Ab dem Grundschulalter bis zur Pubertät entdecken Kinder nun durch Lesen und Schreiben die Welt, und werden neugierig, was außerhalb der familiären Welt passiert. Sie können allgemeine klare Regeln im Zusammenleben verstehen und vertreten, und suchen die Zugehörigkeit zu Gleichaltrigen und Gruppen. Damit können die Kinder nicht mehr von „Älteren“ und auch nicht von den Nachrichten abgeschottet werden. Hinzu kommt, dass alterstypisch nun eigene neue Ängste (auch vor Krieg, Krankheit und Tod) entstehen, weil die Kinder dies geistig nun besser verstehen. Kinder können deshalb in diesem Alter große Sorgen und Ängste entwickeln. Bezugspersonen wie Eltern und Lehrkräfte sollen vor diesem Hintergrund darauf achten, welche Gedanken und Gefühle die Kinder bei Kontakt mit den Welt-Nachrichten haben, auf ihre Gedanken und Gefühle hören und eingehen. Das bedeutet z. B. kindgemäße Informationen zur Weltlage zu geben und darüber in kindlich vorstellbaren Bildern reden, z. B. dass Putin die Ukraine angegriffen hat und auch nicht damit aufhört, so wie manchmal auch ein Kind ein anderes angreift und nicht gleich aufhören kann, selbst wenn sich das andere Kind wehrt. Es sollte nicht zu viel und zu kompliziert geredet und erklärt werden, sondern eher den Fragen der Kinder nachgegangen werden und sie sollen die Gelegenheit haben, ihre Meinungen zu äußern. Es gibt auch kindgemäße Nachrichtenangebote, z. B. auf KiKa und auf unserer Homepage der Beratungsstelle für Kinder, Jugendliche und Eltern finden sich weitere Hinweise. Kinder sollten auch in diesem Alter bei der Mediennutzung und den Nachrichten nicht alleine sein. Gleichzeitig ist es auch in diesem Alter weiter wichtig, die Sicherheit der eigenen Familie zu betonen und es sollte der Alltag weitergeführt werden.

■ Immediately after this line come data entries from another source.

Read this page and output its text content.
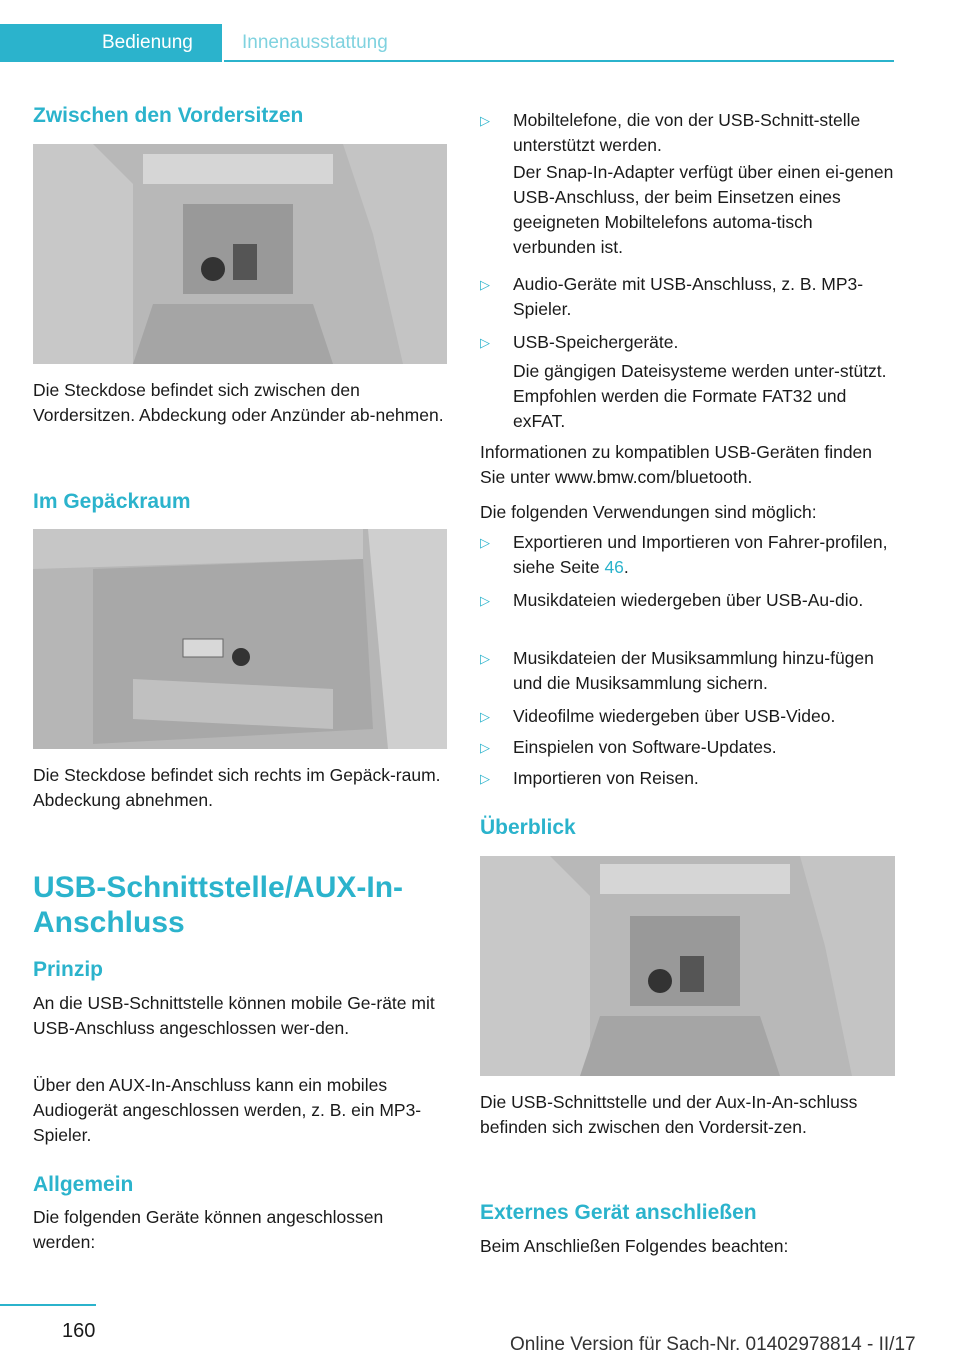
Bedienung	Innenausstattung
Zwischen den Vordersitzen

Die Steckdose befindet sich zwischen den Vordersitzen. Abdeckung oder Anzünder ab-nehmen.

Im Gepäckraum

Die Steckdose befindet sich rechts im Gepäck-raum. Abdeckung abnehmen.

USB-Schnittstelle/AUX-In-Anschluss
Prinzip

An die USB-Schnittstelle können mobile Ge-räte mit USB-Anschluss angeschlossen wer-den.

Über den AUX-In-Anschluss kann ein mobiles Audiogerät angeschlossen werden, z. B. ein MP3-Spieler.

Allgemein

Die folgenden Geräte können angeschlossen werden:

▷ Mobiltelefone, die von der USB-Schnitt-stelle unterstützt werden.
Der Snap-In-Adapter verfügt über einen ei-genen USB-Anschluss, der beim Einsetzen eines geeigneten Mobiltelefons automa-tisch verbunden ist.
▷ Audio-Geräte mit USB-Anschluss, z. B. MP3-Spieler.
▷ USB-Speichergeräte.
Die gängigen Dateisysteme werden unter-stützt. Empfohlen werden die Formate FAT32 und exFAT.

Informationen zu kompatiblen USB-Geräten finden Sie unter www.bmw.com/bluetooth.

Die folgenden Verwendungen sind möglich:

▷ Exportieren und Importieren von Fahrer-profilen, siehe Seite 46.
▷ Musikdateien wiedergeben über USB-Au-dio.
▷ Musikdateien der Musiksammlung hinzu-fügen und die Musiksammlung sichern.
▷ Videofilme wiedergeben über USB-Video.
▷ Einspielen von Software-Updates.
▷ Importieren von Reisen.
Überblick

Die USB-Schnittstelle und der Aux-In-An-schluss befinden sich zwischen den Vordersit-zen.

Externes Gerät anschließen

Beim Anschließen Folgendes beachten:

160
Online Version für Sach-Nr. 01402978814 - II/17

Man kann auch auf das Gute und Beschützende in der Welt hinweisen, wo helfen Menschen auch den anderen und man Kinder auch helfend handeln lassen, z. B. wenn sie Spielzeug spenden wollen.
Eltern und Pädagog:innen brauchen aktuell in dieser ängstigenden Welt viel Geduld, Mut und Zuversicht, um den Kindern ein Anker zu sein. Erwachsenengespräche, Freundschaftsbeziehungen und ein achtsamer Umgang mit sich selbst sind deshalb wichtig. Ich wünsche Ihnen dafür alles Gute.